And so to late afternoon. The shutter drops on daylight and evening steals the night.

Above us, only sky. But no, not only sky. The stars. Oh, my, the stars.

Shooting to earth, racing to extinction. Glorious for one pinprick in the endless fabric of time.

I’m easing myself back in, gradually.

Therapy by word-stealth.

All too soon will come the vaccinations and visas, insurance and boarding passes, the petty annoyances of travel that will make me forget why I’m going.

But I’m going.

And so I ask, does Africa, immense, unfathomable Africa, know a song of me?

I’ve never had a farm in Africa, at the foot of any hills.

I’ve never seen the sweat on the faces of coffee pickers and I don’t see ploughs, not where I go.

But I’ve seen the tall giraffe.

I’ve seen the new moon, lying on her back.

I’ve seen the air quiver, but not with a colour that I have had on.

No children, to the best of my knowledge, have invented a game in which my name appears and my shadow will not be cast on any gravel drive when the moon is full.

I have seen the giant eagle owl, in the valley of the Luangwa, but it won’t be looking out for me.

No, if she doesn’t know a song of Karen Blixen, Africa surely doesn’t know one of me.

“If I know a song of Africa, of the giraffe and the African new moon lying on her back, of the ploughs in the fields and the sweaty faces of the coffee-pickers, does Africa know a song of me?
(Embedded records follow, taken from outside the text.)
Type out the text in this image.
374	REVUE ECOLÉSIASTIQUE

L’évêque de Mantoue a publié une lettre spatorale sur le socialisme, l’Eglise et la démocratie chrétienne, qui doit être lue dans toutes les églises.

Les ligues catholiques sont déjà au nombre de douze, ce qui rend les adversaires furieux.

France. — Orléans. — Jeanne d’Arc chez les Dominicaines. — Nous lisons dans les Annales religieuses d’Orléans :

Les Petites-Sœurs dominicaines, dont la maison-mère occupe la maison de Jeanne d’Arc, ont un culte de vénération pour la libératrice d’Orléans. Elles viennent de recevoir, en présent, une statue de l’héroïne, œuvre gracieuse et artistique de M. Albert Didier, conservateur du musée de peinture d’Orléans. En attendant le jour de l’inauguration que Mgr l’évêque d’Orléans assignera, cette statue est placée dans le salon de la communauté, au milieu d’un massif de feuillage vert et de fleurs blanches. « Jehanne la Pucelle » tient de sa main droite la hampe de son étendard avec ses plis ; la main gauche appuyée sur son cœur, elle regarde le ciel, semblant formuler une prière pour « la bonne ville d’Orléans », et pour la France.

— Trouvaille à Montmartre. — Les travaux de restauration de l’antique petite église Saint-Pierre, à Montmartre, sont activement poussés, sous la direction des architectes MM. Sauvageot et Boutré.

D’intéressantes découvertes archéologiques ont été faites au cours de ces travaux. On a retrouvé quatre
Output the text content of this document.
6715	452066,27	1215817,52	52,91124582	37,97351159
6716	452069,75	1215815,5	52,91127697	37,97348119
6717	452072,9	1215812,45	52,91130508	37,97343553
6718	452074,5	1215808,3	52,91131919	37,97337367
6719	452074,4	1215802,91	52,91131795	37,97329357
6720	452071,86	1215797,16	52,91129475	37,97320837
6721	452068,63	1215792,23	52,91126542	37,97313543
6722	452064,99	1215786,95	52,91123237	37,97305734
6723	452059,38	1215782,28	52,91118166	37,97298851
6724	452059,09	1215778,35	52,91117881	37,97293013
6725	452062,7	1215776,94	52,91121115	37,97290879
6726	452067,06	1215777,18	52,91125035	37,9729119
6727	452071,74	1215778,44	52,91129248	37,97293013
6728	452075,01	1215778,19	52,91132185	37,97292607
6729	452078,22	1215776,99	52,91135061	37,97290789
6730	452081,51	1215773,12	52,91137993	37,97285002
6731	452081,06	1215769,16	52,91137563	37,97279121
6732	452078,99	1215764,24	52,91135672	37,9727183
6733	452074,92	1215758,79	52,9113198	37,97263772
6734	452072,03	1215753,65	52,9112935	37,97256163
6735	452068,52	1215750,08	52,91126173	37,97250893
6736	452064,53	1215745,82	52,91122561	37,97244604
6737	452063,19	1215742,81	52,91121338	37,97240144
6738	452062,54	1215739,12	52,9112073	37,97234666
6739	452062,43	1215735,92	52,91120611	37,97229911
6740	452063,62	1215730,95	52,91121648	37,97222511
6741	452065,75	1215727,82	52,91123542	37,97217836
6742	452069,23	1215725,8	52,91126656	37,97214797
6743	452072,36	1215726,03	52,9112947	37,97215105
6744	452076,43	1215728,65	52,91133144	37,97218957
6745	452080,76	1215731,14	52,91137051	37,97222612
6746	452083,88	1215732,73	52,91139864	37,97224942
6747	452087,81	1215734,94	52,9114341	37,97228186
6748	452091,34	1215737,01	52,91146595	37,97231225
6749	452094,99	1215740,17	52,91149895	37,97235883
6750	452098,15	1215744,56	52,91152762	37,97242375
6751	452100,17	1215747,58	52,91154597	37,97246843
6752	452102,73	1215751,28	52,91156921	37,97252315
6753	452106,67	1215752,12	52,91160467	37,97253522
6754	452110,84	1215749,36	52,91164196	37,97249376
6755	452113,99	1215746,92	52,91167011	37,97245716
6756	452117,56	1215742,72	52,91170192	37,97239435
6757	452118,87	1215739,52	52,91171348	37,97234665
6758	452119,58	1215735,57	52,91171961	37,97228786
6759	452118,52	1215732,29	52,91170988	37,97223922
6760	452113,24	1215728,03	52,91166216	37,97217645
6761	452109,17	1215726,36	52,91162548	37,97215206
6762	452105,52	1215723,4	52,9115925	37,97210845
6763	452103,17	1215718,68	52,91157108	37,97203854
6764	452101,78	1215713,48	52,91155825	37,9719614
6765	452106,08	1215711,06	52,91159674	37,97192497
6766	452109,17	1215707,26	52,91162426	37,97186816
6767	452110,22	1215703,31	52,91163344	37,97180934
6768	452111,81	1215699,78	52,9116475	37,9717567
Will the air quiver over the plain with a colour that I have had on, or the children invent a game in which my name is, or the full moon throw a shadow over the gravel of the drive that was like me, or will the eagles of the Ngong Hills look out for me?”

Karen Blixen writing under the pen name Isak Dinesen.

[My apologies if this infringes any copyright, I don’t think it does.]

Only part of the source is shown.